Diese Art von Scheindiskussion und Scheinkultur war einer der Gründe für den Zusammenbruch der geistigen Kultur in unserer Zeit. Die Menschen sind gebrannte Kinder, sie schützen sich vor dem Wiederaufbrechen ihrer Wunden — und sie merken, wenn sie sich in der Welt umschauen, wie notwendig diese Schutzmaßnahmen sind. Viele Frauen und vor allem Männer haben einen regelrechten Panzerring um ihr Herzchakra wachsen lassen, um nicht mehr mit den alten Schmerzen der Liebe in Berührung zu kommen. Wir sprechen in unserer Heilungsarbeit in Tamera von einem „Betonbrett vor der Brust“. Dieses ganze Schutzsystem nenne ich den Angst-Tuberkel. Er verhindert eine sinnvolle Kommunikation und Selbstwahrnehmung, schützt aber die Seele vor einer Wiederholung des Unerträglichen.

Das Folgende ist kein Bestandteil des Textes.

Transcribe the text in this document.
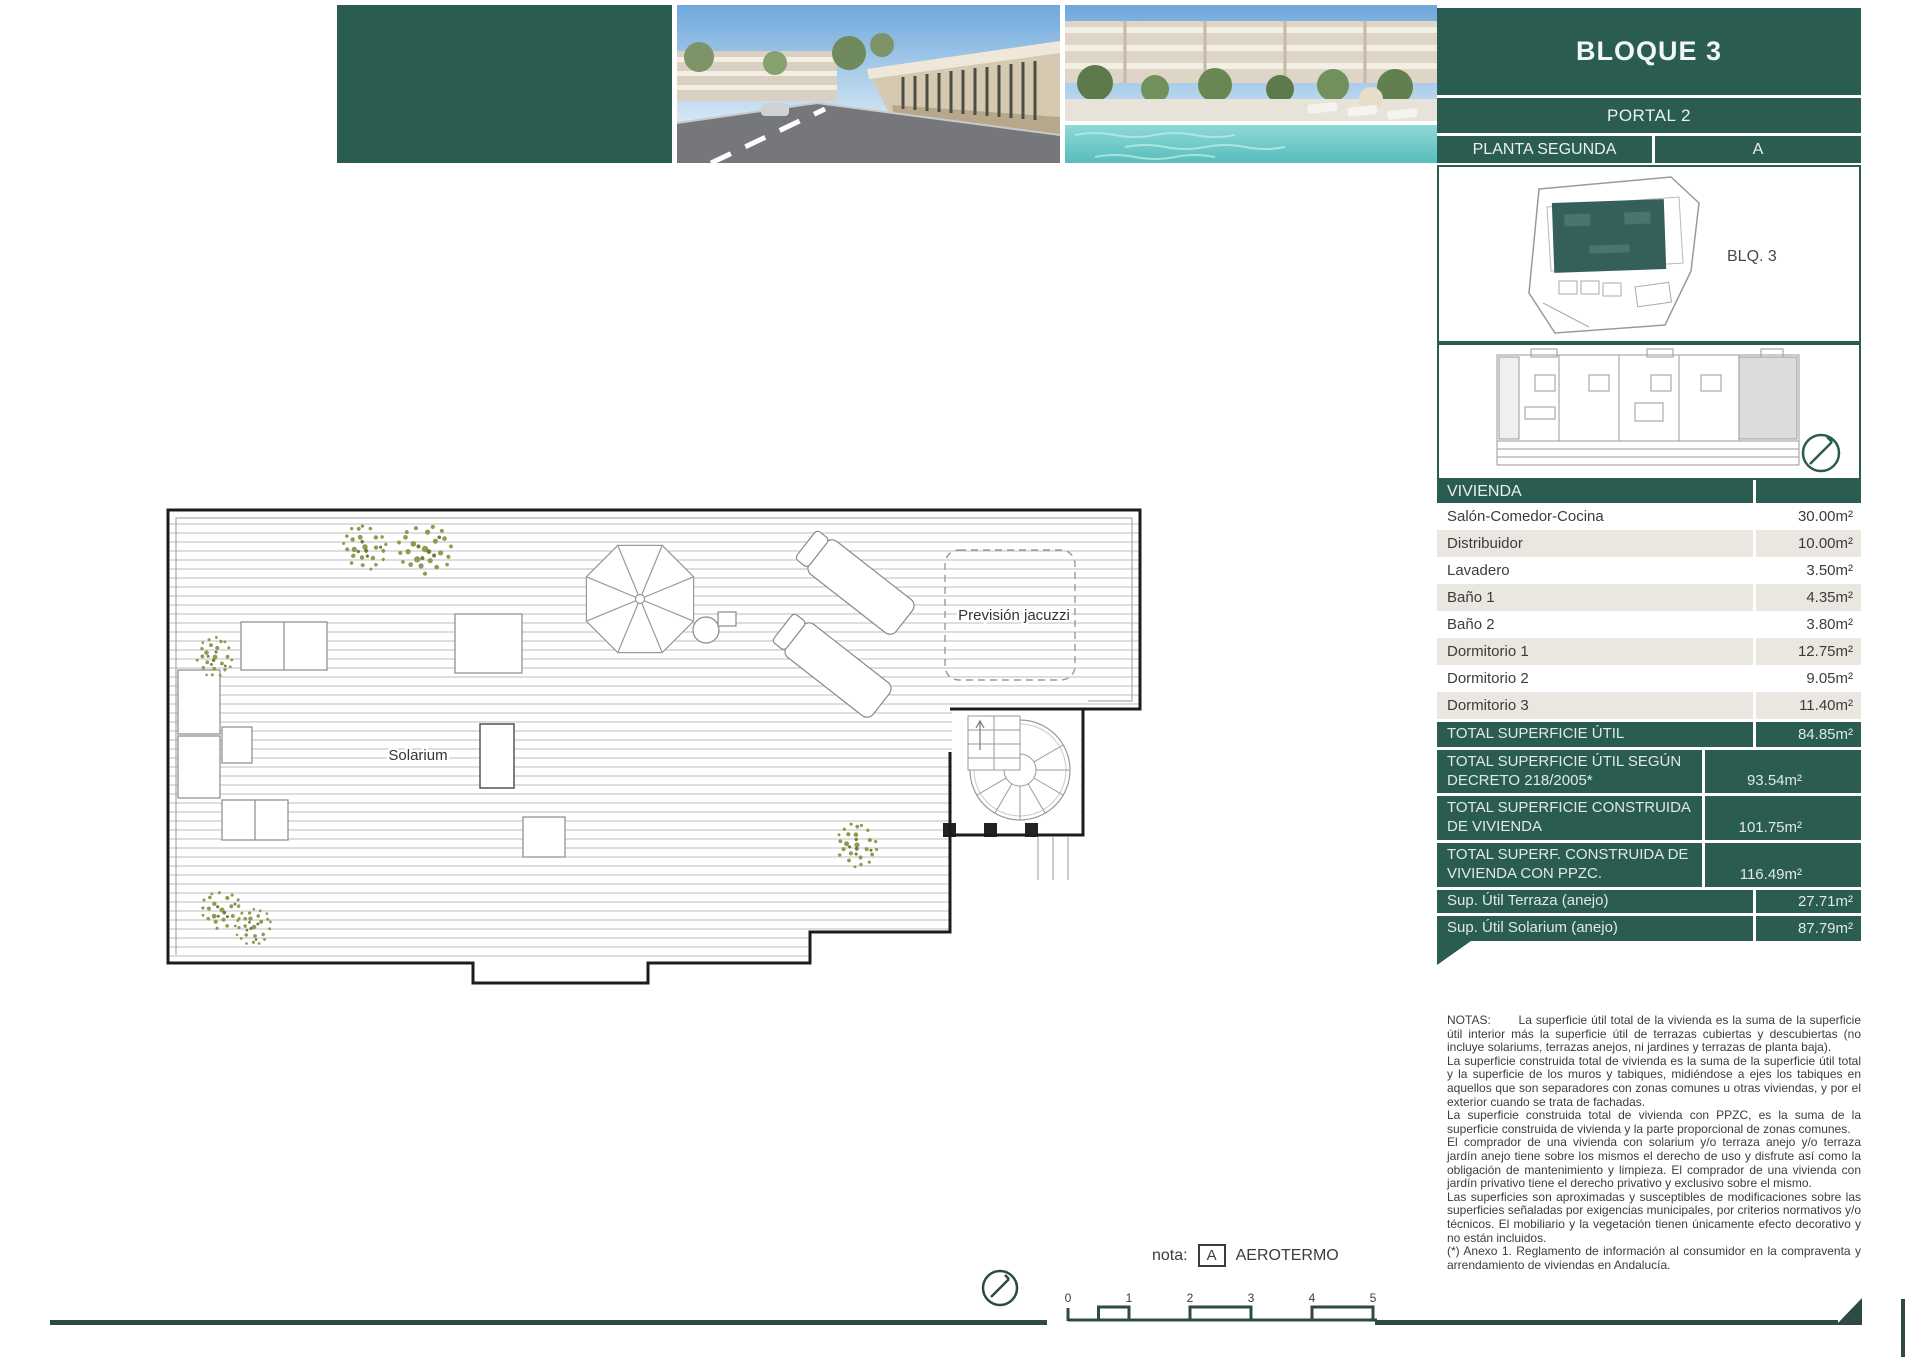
BLOQUE 3
PORTAL 2
PLANTA SEGUNDA	A
BLQ. 3
VIVIENDA
Salón-Comedor-Cocina	30.00m²
Distribuidor	10.00m²
Lavadero	3.50m²
Baño 1	4.35m²
Baño 2	3.80m²
Dormitorio 1	12.75m²
Dormitorio 2	9.05m²
Dormitorio 3	11.40m²
TOTAL SUPERFICIE ÚTIL	84.85m²
TOTAL SUPERFICIE ÚTIL SEGÚN DECRETO 218/2005*	93.54m²
TOTAL SUPERFICIE CONSTRUIDA DE VIVIENDA	101.75m²
TOTAL SUPERF. CONSTRUIDA DE VIVIENDA CON PPZC.	116.49m²
Sup. Útil Terraza (anejo)	27.71m²
Sup. Útil Solarium (anejo)	87.79m²
Solarium
Previsión jacuzzi

NOTAS:       La superficie útil total de la vivienda es la suma de la superficie útil interior más la superficie útil de terrazas cubiertas y descubiertas (no incluye solariums, terrazas anejos, ni jardines y terrazas de planta baja).

La superficie construida total de vivienda es la suma de la superficie útil total y la superficie de los muros y tabiques, midiéndose a ejes los tabiques en aquellos que son separadores con zonas comunes u otras viviendas, y por el exterior cuando se trata de fachadas.

La superficie construida total de vivienda con PPZC, es la suma de la superficie construida de vivienda y la parte proporcional de zonas comunes.

El comprador de una vivienda con solarium y/o terraza anejo y/o terraza jardín anejo tiene sobre los mismos el derecho de uso y disfrute así como la obligación de mantenimiento y limpieza. El comprador de una vivienda con jardín privativo tiene el derecho privativo y exclusivo sobre el mismo.

Las superficies son aproximadas y susceptibles de modificaciones sobre las superficies señaladas por exigencias municipales, por criterios normativos y/o técnicos. El mobiliario y la vegetación tienen únicamente efecto decorativo y no están incluidos.

(*) Anexo 1. Reglamento de información al consumidor en la compraventa y arrendamiento de viviendas en Andalucía.

nota:	A	AEROTERMO
0	1	2	3	4	5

Diese Angstabwehrsysteme sind neurotisch, aber notwendig, solange eine Gesellschaft auf Gewalt basiert. Darin besteht ja das Debakel der Psychotherapie.
Es hat keinen Sinn, den Menschen die Neurose nehmen zu wollen, ohne ihnen eine andere Gesellschaft zu geben.
Sie werden — das zeigt alle Erfahrung — mit Zähnen und Klauen ihre Neurose verteidigen, ehe sie zu einer echten Lebensveränderung bereit sind. Sie werden ihre alten Liebesbilder, ihre alten Glaubenssätze von Treue, Eifersucht und Verlustangst beibehalten, auch wenn sie dabei niemals zur Erfüllung kommen, ehe sie bereit sind, noch einmal ihr Herz und ihren Leib ganz zu öffnen. Sie werden kalkulieren und Vorbeugemaßnahmen treffen, ehe sie zur Hingabe bereit sind. Und eben dadurch werden sie die Hingabe, nach der ihre Seele verlangt, verhindern. Sie, wir alle befinden uns in vertrackten Teufelskreisen aus Angst und Vorsicht, die für ein dauerhaftes und erfülltes Liebesleben wenig Chancen lassen.
Was ich den „Angst-Tuberkel“ nenne, nannte Wilhelm Reich den „Charakterpanzer“ und „Körperpanzer“. Der Charakterpanzer besteht aus all jenen moralischen, religiösen, ideologischen und emotionellen Maßnahmen, zu denen ein Mensch greift, um sich vor einer neuerlichen Entblößung seiner Wunden zu schützen. Durch den kollektiven Aufbau ihrer Charakterpanzerungen kommen die Menschen zwar nicht zu Liebe und Erkenntnis, es gelingt ihnen aber, trotz ihrer Verletzungen bestimmte konventionelle, mehr oder weniger fest regulierte Formen des Zusammenlebens zu finden. Gleichzeitig müssen sie darauf achten, dass niemand zu sehr aus ihren Reihen tanzt, weil sonst ihr ganzes Abwehrsystem gefährdet werden könnte. Sie reagieren deshalb auf Wahrheitssucher und Außenseiter mit Angst und Wut. Wie in Platons Höhlengleichnis, wo einige aus der Höhle ausbrechen und das Licht der Sonne entdecken: Sie werden zurückgeholt oder vernichtet. Oder wie bei der „Möwe Jonathan“ in dem berühmten Buch von Richard Bach, wo die junge Möwe ihre genialen Entdeckungsflüge mit der Verbannung aus der Möwengruppe bezahlt.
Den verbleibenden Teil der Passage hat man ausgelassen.